French President Emmanuel Macron is the first world leader to make an official state visit to the United States since Donald Trump assumed the presidency. In addition to a state dinner, the trip will undoubtedly include conversations between the French leader and President Trump about the future of the Iran nuclear deal.
Trump has set a May deadline for deciding whether the U.S. will continue living up to the agreement. Macron and other European leaders, including German Chancellor Angela Merkel, who visits Washington later this week, would like to see Trump uphold the deal negotiated by his predecessor, Barack Obama.
Paul Miller, associate director of the Clements Center for National Security at the University of Texas at Austin, says Macron has the best chance of any European leader of persuading Trump to retain the deal, because the two leaders have a strong personal connection Trump doesn’t have with other leaders.

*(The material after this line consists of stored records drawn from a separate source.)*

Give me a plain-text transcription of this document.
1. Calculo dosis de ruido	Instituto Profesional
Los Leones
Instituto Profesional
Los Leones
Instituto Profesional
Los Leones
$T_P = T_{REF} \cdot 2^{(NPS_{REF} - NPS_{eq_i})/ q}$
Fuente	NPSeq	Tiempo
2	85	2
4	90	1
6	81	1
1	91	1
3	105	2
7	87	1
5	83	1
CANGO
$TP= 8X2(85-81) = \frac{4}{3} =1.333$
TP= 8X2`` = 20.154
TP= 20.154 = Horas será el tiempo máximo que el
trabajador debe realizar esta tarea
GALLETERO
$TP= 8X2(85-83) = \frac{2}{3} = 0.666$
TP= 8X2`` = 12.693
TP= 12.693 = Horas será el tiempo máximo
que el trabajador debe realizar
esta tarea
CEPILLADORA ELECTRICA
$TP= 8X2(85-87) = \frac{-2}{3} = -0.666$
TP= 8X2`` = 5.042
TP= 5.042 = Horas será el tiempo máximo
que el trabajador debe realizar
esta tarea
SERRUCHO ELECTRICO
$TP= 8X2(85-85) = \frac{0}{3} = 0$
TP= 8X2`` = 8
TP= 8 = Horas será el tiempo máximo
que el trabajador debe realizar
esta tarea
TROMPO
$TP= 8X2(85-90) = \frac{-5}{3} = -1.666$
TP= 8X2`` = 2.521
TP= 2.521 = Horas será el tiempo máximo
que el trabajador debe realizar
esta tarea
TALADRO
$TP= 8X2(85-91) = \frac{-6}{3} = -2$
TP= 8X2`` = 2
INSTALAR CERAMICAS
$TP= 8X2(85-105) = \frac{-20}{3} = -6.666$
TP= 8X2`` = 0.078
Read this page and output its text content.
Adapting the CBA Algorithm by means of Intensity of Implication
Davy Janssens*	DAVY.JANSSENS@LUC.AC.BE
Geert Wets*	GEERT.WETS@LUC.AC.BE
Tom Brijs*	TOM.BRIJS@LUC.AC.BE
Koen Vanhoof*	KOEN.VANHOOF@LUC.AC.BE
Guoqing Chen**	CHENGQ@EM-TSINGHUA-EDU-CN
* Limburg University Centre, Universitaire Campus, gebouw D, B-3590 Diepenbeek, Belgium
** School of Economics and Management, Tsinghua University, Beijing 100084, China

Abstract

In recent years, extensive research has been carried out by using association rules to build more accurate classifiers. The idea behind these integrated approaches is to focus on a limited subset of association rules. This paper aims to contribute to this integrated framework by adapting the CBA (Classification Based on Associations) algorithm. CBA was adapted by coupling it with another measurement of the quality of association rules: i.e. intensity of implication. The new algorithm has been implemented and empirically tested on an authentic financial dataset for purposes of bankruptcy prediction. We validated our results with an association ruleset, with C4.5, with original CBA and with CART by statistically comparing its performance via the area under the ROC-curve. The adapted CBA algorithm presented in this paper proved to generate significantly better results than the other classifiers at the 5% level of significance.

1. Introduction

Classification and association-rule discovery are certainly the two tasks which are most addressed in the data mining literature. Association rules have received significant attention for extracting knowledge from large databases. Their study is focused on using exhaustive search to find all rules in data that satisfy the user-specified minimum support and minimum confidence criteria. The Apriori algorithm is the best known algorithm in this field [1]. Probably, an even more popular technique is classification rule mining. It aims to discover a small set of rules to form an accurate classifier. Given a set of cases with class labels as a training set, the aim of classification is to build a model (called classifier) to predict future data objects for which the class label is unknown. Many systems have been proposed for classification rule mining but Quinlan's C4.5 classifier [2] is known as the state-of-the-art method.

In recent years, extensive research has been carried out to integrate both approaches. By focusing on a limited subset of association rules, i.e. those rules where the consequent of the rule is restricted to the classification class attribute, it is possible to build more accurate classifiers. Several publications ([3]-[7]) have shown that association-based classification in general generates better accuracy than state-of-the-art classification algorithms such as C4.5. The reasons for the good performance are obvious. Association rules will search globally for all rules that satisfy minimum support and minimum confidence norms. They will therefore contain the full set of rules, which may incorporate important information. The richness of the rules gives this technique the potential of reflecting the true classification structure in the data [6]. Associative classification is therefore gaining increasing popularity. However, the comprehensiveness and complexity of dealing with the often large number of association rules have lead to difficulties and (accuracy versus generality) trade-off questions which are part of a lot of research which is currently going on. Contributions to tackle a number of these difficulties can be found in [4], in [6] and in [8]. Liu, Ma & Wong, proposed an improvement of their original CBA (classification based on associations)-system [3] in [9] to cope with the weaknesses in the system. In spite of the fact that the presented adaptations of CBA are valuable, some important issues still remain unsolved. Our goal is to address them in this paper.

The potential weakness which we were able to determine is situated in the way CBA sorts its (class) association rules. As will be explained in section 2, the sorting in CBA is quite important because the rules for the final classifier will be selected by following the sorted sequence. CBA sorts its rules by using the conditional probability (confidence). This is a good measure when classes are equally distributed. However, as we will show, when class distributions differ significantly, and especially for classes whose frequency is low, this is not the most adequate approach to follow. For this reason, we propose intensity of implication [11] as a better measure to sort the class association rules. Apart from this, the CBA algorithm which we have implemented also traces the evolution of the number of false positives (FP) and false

“Among all the European leaders, Macron has worked hardest to develop a personal relationship with Trump, based on mutual respect, and by flattering the president,” Miller says.
For Europe, Iran may be an adversary, but it’s also a business partner. Miller points out that European Union member countries trade with Iran, and European companies have recently increased their investments there. If the U.S. were to impose sanctions on companies that do business with Iran, the pain would be felt in Europe.
Trump’s objections to the Iran nuclear deal center on the verification provisions, and Iran’s potential to develop ballistic missiles, which are not covered by the deal, Miller says.
“I think Trump’s concerns are valid. I think the Iran nuclear deal has some weaknesses…” he says. “My understanding is that the Europeans, over the past several months, have been working on side deals that don’t modify the existing Iran nuclear deal, but add on some other agreements to strengthen the enforcement. And those might be enough to keep the American bureaucracy on board. My concern is that President Trump may not make this decision based on the technicalities of the agreement, but upon his desire to look tough.”
Miller says European leaders are also concerned about how Trump’s attitude toward the Iran deal could influence what happens between the U.S. and North Korea.
“I think the Europeans are actually quite concerned that we may end up with two militarized crises, simultaneously, one in the Middle East and one in east Asia,” he says. “And they really want to avoid that.”